A partire dal 2020 il Ministero della Salute ha istituito in Italia le nuove Linee di indirizzo sull’interruzione volontaria di gravidanza, in particolare, riguardo l’aborto farmacologico.

 

Sono molte le donne che ancora oggi ricorrono a tale metodologia per l’interruzione di una gravidanza indesiderata e la tecnica farmacologica risulta essere il trattamento di prima scelta nelle settimane precoci di gestazione, meno invasivo, sia dal punto di vista fisico, ma soprattutto psicologico. 

 

Rispetto al 2009, è stato annullato l’obbligo di ricovero dall’assunzione della pillola Ru486 ed è stato allungato il periodo di somministrazione, dalla 7° alla 9° settimana di età gestazionale, ovvero fino al 63° giorno compiuto.

 

Con aborto farmacologico si intende l'interruzione della gravidanza effettuata attraverso specifici farmaci, il Mefipristone assunto in ospedale o in ambulatorio ed il Misoprostolo, somministrato a casa a distanza di 24-48 ore.
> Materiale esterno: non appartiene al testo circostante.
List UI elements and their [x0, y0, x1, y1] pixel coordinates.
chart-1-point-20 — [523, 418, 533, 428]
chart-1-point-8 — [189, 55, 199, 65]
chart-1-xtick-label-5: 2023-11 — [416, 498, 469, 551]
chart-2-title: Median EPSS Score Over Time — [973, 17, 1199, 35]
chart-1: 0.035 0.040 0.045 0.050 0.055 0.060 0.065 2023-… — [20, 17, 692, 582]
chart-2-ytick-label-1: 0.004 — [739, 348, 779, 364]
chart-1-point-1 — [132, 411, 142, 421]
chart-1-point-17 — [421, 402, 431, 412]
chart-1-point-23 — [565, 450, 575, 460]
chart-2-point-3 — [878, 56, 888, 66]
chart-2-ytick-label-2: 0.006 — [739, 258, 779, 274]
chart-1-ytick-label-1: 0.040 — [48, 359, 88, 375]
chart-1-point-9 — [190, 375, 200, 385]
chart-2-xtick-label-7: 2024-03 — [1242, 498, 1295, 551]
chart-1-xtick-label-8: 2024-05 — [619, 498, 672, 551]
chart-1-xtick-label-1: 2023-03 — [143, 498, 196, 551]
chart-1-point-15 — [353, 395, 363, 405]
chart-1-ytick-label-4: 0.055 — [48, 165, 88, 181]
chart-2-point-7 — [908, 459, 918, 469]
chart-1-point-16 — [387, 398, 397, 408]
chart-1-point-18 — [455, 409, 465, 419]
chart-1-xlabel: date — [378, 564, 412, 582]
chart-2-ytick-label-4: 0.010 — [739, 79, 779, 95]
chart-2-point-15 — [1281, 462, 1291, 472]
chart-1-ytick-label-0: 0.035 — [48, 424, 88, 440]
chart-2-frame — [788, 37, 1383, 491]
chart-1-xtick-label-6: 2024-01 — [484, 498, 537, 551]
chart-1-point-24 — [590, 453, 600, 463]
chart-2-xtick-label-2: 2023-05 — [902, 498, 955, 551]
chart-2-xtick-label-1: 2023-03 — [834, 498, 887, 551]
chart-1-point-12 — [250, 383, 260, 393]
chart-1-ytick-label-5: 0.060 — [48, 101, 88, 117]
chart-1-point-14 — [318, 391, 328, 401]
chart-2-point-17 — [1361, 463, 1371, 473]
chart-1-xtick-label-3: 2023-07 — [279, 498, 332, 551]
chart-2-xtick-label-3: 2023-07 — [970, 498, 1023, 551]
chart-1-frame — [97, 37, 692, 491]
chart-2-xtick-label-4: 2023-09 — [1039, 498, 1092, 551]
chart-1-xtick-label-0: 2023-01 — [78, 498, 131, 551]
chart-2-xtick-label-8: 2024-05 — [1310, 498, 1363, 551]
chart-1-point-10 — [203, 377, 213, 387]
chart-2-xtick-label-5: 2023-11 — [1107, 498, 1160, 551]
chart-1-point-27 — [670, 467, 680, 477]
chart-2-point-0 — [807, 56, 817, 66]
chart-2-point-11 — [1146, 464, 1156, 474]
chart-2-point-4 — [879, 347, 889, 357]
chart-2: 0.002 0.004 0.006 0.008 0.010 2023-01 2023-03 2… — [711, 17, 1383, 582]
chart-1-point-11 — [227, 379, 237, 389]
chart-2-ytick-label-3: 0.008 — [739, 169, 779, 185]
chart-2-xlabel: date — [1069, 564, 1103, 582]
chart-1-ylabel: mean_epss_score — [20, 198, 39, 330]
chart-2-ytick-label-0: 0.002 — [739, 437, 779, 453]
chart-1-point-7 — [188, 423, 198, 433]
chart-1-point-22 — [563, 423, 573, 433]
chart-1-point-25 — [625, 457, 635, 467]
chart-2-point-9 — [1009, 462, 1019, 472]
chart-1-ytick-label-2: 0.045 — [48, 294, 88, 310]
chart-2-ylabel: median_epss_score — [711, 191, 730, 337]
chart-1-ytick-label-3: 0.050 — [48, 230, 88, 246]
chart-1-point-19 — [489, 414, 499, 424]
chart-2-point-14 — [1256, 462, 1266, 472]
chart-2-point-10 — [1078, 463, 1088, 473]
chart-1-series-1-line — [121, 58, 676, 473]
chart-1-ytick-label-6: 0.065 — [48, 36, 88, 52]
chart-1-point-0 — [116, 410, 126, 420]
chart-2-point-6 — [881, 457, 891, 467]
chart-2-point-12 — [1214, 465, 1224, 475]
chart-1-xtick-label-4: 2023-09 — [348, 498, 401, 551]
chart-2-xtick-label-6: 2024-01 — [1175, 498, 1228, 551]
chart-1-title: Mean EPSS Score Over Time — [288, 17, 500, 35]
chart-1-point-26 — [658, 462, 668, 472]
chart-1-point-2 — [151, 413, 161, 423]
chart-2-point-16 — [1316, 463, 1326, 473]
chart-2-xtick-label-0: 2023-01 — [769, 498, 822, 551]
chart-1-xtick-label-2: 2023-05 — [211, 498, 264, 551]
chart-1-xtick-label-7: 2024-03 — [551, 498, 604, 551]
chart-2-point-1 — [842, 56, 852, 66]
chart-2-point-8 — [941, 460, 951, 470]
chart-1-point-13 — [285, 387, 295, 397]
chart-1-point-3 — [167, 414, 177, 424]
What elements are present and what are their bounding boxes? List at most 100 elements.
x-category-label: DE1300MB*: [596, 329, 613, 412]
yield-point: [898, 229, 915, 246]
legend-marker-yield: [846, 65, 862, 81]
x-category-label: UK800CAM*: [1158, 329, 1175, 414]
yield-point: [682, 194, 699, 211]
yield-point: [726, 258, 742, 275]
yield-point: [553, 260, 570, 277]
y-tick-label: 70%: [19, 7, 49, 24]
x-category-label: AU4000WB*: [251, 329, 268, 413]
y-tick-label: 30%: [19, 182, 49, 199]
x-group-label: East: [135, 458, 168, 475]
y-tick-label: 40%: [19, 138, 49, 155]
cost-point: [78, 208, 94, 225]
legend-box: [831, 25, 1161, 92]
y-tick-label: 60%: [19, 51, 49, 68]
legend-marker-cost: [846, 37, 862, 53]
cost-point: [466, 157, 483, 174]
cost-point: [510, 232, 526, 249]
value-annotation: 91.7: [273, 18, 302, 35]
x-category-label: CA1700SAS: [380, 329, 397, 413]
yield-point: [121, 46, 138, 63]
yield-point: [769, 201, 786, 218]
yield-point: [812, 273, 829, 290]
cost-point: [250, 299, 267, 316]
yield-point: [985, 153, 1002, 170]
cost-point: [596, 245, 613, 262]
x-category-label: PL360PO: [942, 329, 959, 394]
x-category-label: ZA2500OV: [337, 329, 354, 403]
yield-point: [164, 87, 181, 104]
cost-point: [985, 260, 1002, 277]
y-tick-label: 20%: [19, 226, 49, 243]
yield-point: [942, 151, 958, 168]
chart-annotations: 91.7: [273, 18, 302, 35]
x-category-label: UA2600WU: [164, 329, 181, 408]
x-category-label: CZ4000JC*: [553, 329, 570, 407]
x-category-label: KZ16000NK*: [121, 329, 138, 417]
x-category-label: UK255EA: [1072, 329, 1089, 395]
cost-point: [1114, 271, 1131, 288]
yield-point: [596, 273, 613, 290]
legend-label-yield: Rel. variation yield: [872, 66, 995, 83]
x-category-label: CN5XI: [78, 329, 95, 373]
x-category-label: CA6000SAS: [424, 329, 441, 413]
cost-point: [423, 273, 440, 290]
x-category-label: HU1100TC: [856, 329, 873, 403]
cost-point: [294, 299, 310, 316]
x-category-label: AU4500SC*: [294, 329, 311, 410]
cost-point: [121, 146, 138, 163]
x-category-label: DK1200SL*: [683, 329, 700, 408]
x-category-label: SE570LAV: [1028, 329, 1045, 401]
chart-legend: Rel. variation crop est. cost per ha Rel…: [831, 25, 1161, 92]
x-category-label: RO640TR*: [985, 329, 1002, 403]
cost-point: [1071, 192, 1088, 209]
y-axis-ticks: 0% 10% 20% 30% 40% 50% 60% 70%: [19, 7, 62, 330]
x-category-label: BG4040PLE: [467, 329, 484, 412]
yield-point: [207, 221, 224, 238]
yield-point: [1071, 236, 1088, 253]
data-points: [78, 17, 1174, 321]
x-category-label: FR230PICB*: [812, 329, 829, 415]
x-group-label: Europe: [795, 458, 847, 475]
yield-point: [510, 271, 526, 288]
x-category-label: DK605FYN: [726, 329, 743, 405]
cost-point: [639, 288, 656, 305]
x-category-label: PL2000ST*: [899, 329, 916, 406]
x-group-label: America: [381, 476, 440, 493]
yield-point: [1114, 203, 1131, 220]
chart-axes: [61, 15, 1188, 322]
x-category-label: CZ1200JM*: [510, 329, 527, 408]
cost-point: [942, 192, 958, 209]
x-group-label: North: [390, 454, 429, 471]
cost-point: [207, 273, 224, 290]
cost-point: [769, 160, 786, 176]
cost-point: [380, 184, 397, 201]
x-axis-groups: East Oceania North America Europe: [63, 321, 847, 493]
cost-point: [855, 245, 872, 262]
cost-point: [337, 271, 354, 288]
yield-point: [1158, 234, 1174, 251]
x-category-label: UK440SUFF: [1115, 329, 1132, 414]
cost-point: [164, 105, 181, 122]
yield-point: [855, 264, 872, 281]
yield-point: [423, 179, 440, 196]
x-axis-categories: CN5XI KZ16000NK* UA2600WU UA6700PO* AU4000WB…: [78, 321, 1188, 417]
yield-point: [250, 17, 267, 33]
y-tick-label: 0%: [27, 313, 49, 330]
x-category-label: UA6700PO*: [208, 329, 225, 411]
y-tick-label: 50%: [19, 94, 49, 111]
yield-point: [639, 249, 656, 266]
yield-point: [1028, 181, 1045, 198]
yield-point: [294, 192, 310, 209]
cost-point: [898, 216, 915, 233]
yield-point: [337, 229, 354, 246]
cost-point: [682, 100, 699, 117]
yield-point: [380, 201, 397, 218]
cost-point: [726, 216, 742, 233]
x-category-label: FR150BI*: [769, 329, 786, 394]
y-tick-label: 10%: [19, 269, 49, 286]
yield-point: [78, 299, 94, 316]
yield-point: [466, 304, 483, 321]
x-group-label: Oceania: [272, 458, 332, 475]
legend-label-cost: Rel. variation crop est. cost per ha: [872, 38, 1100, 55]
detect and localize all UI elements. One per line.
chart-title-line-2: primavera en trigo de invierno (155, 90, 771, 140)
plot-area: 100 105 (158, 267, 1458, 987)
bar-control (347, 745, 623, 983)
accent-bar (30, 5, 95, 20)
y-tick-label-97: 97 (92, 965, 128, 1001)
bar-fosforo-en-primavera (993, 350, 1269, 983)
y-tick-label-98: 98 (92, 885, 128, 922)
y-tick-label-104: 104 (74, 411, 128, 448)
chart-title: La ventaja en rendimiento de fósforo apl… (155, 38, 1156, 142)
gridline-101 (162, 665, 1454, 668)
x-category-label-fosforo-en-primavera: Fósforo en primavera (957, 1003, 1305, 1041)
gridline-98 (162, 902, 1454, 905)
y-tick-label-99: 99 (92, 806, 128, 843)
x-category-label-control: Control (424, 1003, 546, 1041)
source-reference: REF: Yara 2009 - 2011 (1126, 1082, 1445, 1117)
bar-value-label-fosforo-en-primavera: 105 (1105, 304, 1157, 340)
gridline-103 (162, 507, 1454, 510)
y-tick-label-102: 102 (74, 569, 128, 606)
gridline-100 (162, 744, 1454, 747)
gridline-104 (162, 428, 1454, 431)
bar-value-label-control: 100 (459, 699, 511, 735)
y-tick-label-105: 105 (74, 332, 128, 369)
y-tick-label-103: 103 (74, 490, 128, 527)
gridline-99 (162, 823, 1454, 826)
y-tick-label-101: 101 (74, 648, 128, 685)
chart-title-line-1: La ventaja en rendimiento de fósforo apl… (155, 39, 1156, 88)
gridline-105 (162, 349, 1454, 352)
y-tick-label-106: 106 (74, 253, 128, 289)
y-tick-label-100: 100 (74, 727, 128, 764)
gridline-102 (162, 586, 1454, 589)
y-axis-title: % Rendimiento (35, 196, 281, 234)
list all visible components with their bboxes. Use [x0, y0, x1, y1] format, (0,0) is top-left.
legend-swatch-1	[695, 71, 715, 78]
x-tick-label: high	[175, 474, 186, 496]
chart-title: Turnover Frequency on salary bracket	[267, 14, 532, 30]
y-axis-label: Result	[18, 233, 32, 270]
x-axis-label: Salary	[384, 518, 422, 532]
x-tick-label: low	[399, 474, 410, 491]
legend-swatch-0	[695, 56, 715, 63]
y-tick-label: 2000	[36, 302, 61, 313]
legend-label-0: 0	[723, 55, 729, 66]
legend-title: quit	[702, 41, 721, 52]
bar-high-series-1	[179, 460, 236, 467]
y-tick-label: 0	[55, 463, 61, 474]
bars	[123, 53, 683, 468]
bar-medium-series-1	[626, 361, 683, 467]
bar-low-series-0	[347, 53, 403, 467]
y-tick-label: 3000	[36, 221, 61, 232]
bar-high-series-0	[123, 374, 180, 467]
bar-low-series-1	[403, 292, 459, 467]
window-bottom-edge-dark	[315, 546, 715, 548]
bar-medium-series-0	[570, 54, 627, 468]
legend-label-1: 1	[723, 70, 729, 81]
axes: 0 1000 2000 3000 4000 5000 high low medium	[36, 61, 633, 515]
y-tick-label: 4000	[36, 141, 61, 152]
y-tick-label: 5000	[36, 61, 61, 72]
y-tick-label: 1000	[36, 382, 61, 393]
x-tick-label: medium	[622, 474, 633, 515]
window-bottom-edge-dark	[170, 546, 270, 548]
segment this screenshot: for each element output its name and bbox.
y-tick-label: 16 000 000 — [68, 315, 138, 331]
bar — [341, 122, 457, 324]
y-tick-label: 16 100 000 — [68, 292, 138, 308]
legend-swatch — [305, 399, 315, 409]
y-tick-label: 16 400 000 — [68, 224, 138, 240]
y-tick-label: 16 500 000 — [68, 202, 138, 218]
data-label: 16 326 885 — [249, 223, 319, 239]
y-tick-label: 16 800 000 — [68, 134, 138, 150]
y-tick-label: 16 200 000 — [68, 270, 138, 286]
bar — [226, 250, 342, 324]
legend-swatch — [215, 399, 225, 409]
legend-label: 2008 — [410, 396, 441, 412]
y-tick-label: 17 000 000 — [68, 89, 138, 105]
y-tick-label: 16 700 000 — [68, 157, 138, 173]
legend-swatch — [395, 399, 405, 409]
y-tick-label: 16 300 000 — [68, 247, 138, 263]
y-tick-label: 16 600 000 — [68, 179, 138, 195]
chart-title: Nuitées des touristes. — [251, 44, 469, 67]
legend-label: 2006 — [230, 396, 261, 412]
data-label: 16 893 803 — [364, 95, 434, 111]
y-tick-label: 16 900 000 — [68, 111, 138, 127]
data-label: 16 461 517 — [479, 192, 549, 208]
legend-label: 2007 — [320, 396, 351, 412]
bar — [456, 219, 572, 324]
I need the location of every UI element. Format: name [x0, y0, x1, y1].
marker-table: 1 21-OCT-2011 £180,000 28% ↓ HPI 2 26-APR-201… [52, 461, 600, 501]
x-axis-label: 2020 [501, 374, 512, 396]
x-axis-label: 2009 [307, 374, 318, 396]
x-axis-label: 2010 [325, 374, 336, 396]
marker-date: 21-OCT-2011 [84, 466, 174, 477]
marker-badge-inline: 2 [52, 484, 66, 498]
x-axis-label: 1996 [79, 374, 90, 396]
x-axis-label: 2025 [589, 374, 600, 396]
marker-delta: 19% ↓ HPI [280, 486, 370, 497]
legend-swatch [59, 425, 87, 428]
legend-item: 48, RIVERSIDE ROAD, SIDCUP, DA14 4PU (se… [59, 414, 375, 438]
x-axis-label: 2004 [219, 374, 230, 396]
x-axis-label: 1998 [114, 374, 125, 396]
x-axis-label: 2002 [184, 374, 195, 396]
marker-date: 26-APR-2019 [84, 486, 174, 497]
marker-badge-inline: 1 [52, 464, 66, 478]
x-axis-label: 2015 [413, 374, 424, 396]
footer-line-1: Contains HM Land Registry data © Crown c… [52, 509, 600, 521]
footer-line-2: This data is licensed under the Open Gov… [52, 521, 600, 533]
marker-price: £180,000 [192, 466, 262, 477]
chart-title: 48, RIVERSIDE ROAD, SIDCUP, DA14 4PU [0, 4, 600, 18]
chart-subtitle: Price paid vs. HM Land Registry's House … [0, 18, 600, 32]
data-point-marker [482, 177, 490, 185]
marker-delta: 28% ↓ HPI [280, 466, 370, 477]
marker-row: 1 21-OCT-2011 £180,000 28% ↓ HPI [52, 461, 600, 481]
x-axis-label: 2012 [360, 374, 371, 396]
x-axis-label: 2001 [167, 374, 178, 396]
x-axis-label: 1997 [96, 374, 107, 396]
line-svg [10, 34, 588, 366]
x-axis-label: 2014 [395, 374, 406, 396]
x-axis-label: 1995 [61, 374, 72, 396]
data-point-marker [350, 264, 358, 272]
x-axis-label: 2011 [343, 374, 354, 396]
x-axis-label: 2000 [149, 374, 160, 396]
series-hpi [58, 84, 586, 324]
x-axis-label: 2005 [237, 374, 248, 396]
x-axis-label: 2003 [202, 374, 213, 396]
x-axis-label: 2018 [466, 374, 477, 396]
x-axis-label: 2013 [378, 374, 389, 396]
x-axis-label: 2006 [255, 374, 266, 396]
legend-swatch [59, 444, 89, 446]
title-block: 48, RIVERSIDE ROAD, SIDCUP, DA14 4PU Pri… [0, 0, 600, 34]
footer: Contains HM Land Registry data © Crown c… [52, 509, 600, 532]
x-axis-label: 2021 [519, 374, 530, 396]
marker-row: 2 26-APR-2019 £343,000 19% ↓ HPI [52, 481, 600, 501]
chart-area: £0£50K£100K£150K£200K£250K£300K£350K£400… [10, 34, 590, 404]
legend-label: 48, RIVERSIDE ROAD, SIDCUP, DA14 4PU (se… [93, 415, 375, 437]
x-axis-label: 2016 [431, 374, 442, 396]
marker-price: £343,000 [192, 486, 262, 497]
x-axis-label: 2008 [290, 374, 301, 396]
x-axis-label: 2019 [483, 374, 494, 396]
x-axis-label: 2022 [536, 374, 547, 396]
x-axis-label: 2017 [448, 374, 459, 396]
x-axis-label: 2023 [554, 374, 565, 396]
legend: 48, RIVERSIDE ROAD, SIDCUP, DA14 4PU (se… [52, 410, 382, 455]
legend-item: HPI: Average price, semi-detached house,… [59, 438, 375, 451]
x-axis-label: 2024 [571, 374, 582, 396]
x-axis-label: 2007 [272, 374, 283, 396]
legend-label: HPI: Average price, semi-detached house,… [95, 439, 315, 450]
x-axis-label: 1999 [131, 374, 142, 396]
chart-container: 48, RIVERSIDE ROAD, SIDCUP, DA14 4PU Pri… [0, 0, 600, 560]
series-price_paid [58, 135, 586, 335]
È un’alternativa molto efficace e sicura all’aborto chirurgico, un progresso immenso per la salute delle donne, che effettuata direttamente nel proprio ambiente, garantisce la riservatezza, un contesto privato di supporto e la riduzione delle visite successive. Rimane sempre di per sé un evento traumatico che potrebbe indurre effetti avversi nel benessere della donna: perdite ematiche abbondanti, dolori forti, e talvolta, esiti di insuccesso. Ecco perché è necessario un follow-up nei 14 giorni seguenti l’assunzione.

 

Nonostante riduca l’impegno della donna nell’atto pratico, ha sempre un grandissimo impatto emotivo. La scelta di interrompere una gravidanza non è semplice e alla base i sentimenti sono sempre contrastanti: sconfitta, paura, incapacità di fare la cosa giusta. Talvolta la voglia di proseguire la gestazione, dall’altra, la consapevolezza di non potere o riuscire a farlo. Ciò che conta è ritrovare la propria strada, ponderare ogni scelta, condividerla e ricercare gli strumenti adeguati per affrontarla.